This guy slaps your girlfriend on the ass and says your gluten is underdeveloped

This guy slaps your girlfriend on the ass and says your gluten is underdeveloped.

What do?

Y-you too

Show him my kneading skills until he backs down in fear and apologizes.

i like good eats, but can't stand him in anything else.

Yeah he's a pretty terrible Iron Chef host

Hate that gimmick show he hosts where he larps and absurd costumes are imposed upon the competitors. If you need shit like that on a cooking show for adults then maybe the world has too many cooking shows.

Man I haven't followed Alton Brown since high school. Used to watch Good Eats with my grandma all the time.

Who would pay money for those stupid meat shredder claws.

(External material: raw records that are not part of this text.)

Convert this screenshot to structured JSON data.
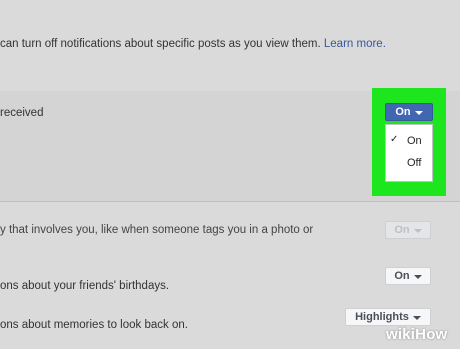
{
  "hint": {
    "text": "can turn off notifications about specific posts as you view them.",
    "link": "Learn more."
  },
  "rows": [
    {
      "text": "received"
    },
    {
      "text": "y that involves you, like when someone tags you in a photo or"
    },
    {
      "text": "ons about your friends' birthdays."
    },
    {
      "text": "ons about memories to look back on."
    }
  ],
  "dropdown_main": {
    "label": "On"
  },
  "menu": {
    "items": [
      {
        "label": "On",
        "checked": "✓"
      },
      {
        "label": "Off",
        "checked": ""
      }
    ]
  },
  "buttons": {
    "tags_disabled": "On",
    "birthdays": "On",
    "memories": "Highlights"
  },
  "watermark": {
    "wiki": "wiki",
    "how": "How"
  }
}
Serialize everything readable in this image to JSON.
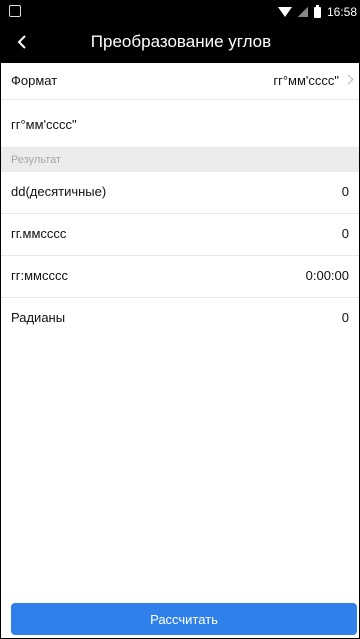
{
  "status_bar": {
    "time": "16:58"
  },
  "header": {
    "title": "Преобразование углов"
  },
  "format": {
    "label": "Формат",
    "value": "гг°мм'сссс\""
  },
  "input": {
    "value": "гг°мм'сссс\""
  },
  "result_section": {
    "label": "Результат"
  },
  "results": [
    {
      "label": "dd(десятичные)",
      "value": "0"
    },
    {
      "label": "гг.ммсссс",
      "value": "0"
    },
    {
      "label": "гг:ммсссс",
      "value": "0:00:00"
    },
    {
      "label": "Радианы",
      "value": "0"
    }
  ],
  "actions": {
    "calculate_label": "Рассчитать"
  },
  "colors": {
    "accent": "#2f80ea",
    "topbar": "#000000",
    "section_bg": "#ececec"
  }
}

people who want to pretend to be wolverine while cutting their meat

hopefully no one after jack gave that scathing review of them

Ja/ck/

lmao this is so retarded

has this been used in a homicide yet?

not one where they caught the guy

>Florida man
It's bound to happen

>what if wolverine...
>was a pair of cooking utensils!!!

start to rape his ass

take his pulled pork claw things away from him, roast him in an oven, and make pulled pork out of him

I'd kneel before him.
"M-my lodge," I stammer, "I just want to say this is an honor. I used to watch your shows all the time. But, please, don't take my girlfriend!"
He smacks me and takes my girlfriend.

Jack needs to kill himself. How can he enjoy eating raw meat?

I apologize profusely and change my ways.

Bitch, please! Where we're going, we don't need gluten! We have fucking pentosans!

They work great if your bbq is actually cooked to the point it is falling apart. Sorry Jack

Kick his little pussy ass, that's what.

This shit activates my almonds every fucking time.

>activates my almonds

This phrase really suffocates my kumquats.

Stop buying unitaskers.

*blocks your path*

>police find corpse in the woods
>it's all clawed up
>"No need to investigate this one, bears got him."

That's also a bludgeon, good for breaking glass with.

to be fair i'm pretty sure he's said that's the only unitasker he wants in his kitchen

...

Why else would he be eating raw meat?